Al hallarle en aquella actitud, el peón casero, que volvía al tambo con un balde de leche en cada mano, los dejó en tierra y se puso a contemplarle. Aparentaba descansar, a la vera del sendero bordeado de naranjos.

Solamente a un recién llegado –pueblero por más señas– se le podía ocurrir la idea de acodarse en una ventana, a mirar vagamente el amanecer. Aparte de esto, algo debía tener metido en la cabeza aquel forastero, para estarse absorto en tan singular actitud.

Con una sonrisa, que precedió un par de escupitajos en las manos, el peón casero alzó los baldes y continuó su camino.

El avestrucero Pedro Farías acababa de ser juzgado. . .

Por cuarta o quinta vez, arribaba a la estancia de los Amaro. Siempre en jira comercial, comisionado por un fuerte negociante en plumas. Pero, aparte de su trabajo, en esta ocasión, le llevaba a la estancia de La Ventana un vehemente deseo de alcanzar la gracia de una muchacha, hija adoptiva del matrimonio sin descendencia de los Amaro. Floriana se llamaba la protegida. Habíala conocido en un corso de Carnaval, en la vecina ciudad. A más de su rozagante y rubia juventud, Floriana poseía otro atractivo: seguramente habría de ser heredera de los dueños de La Ventana. Era, en verdad, mujer conveniente y apetecible para Farías, rudo hombre de campo a quien la ciudad había transformado su vestimenta y suavizado un poco sus manos. Como era delgado, esbelto y rubio, las prendas ciudadanas caían bien en su cuerpo.

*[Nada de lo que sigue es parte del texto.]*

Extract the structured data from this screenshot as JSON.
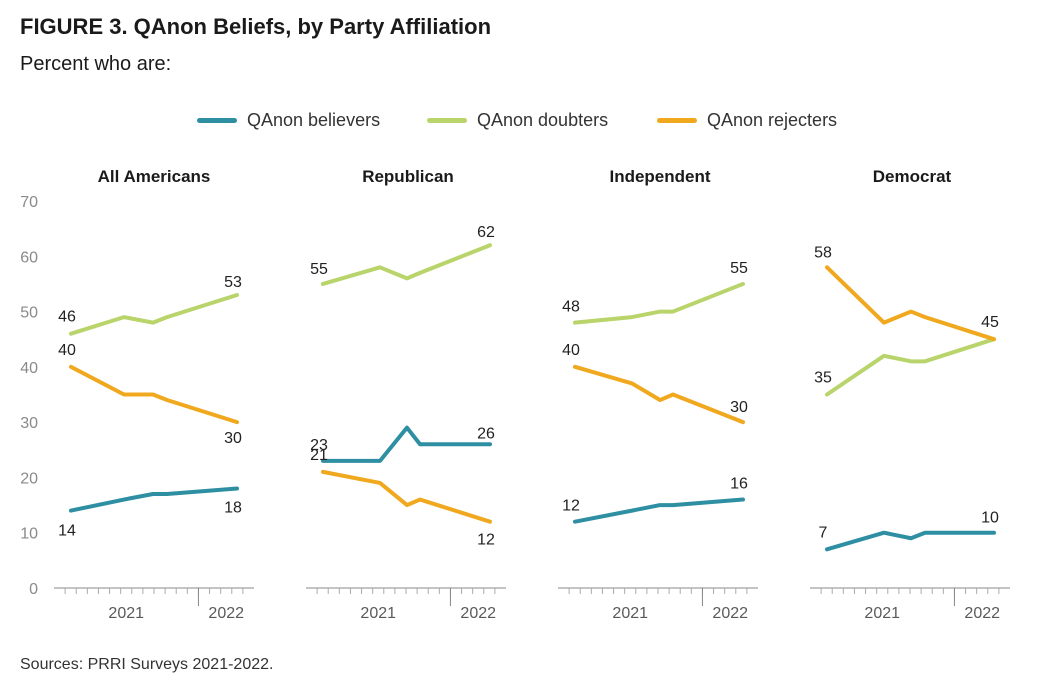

Acodado en la ventana, dejaba vagar sus ojos, desde las pampas y cerrilladas de Ñapindá hasta la casa de los patrones. Sacaba la cabeza hacia afuera, de vez en vez, mirando atentamente a su derecha. Luego se volvía para adentro. A la derecha, entre viejas casuarinas de un verde sucio o gastado, aparecía la casa. El avestrucero aguardaba los primeros movimientos. Una puerta entreabierta, una ventana, el andar de la cocinera por el patio posterior, el ruido de una roldana, el rechinar de un gozne. . .

Sus días en aquella estancia estaban contados. No pasarían de tres, a lo sumo. Debía, pues, aprovecharlos desde el amanecer.

De Floriana tenía la seguridad de una mirada profunda y poseía un ramito de flores con un papel de plomo rodeando los tallos. . . Farías anhelaba que Floriana le viese en aquella actitud. Así comprendería los propósitos que le traían a la estancia de los Amaro.

El cielo del amanecer –con una estrella valiente resistiendo aún los rayos tempraneros– limpiaba sus ojos, alejándoselos del sueño. Una rama de paraíso se asomaba en lo alto de la ventana. En las hojas, gotas de rocío por caer la decoraban. Los pájaros abrían la mañana. Cuando Farías se cansaba de mirar los campos extendidos y las antipáticas cerradas ventanas de la casa, metía sus ojos en el follaje. Y así estuvo abstraído hasta el momento en que pasó una tropilla de caballos, en dirección al corral. El tropel de cascos lo despertȯ.

El día de trabajo había comenzado. Se sentó en su cama; se desperezó; forcejeó luego para colocarse las botas y encendiendo el primer cigarrillo salió al patiezuelo vecino.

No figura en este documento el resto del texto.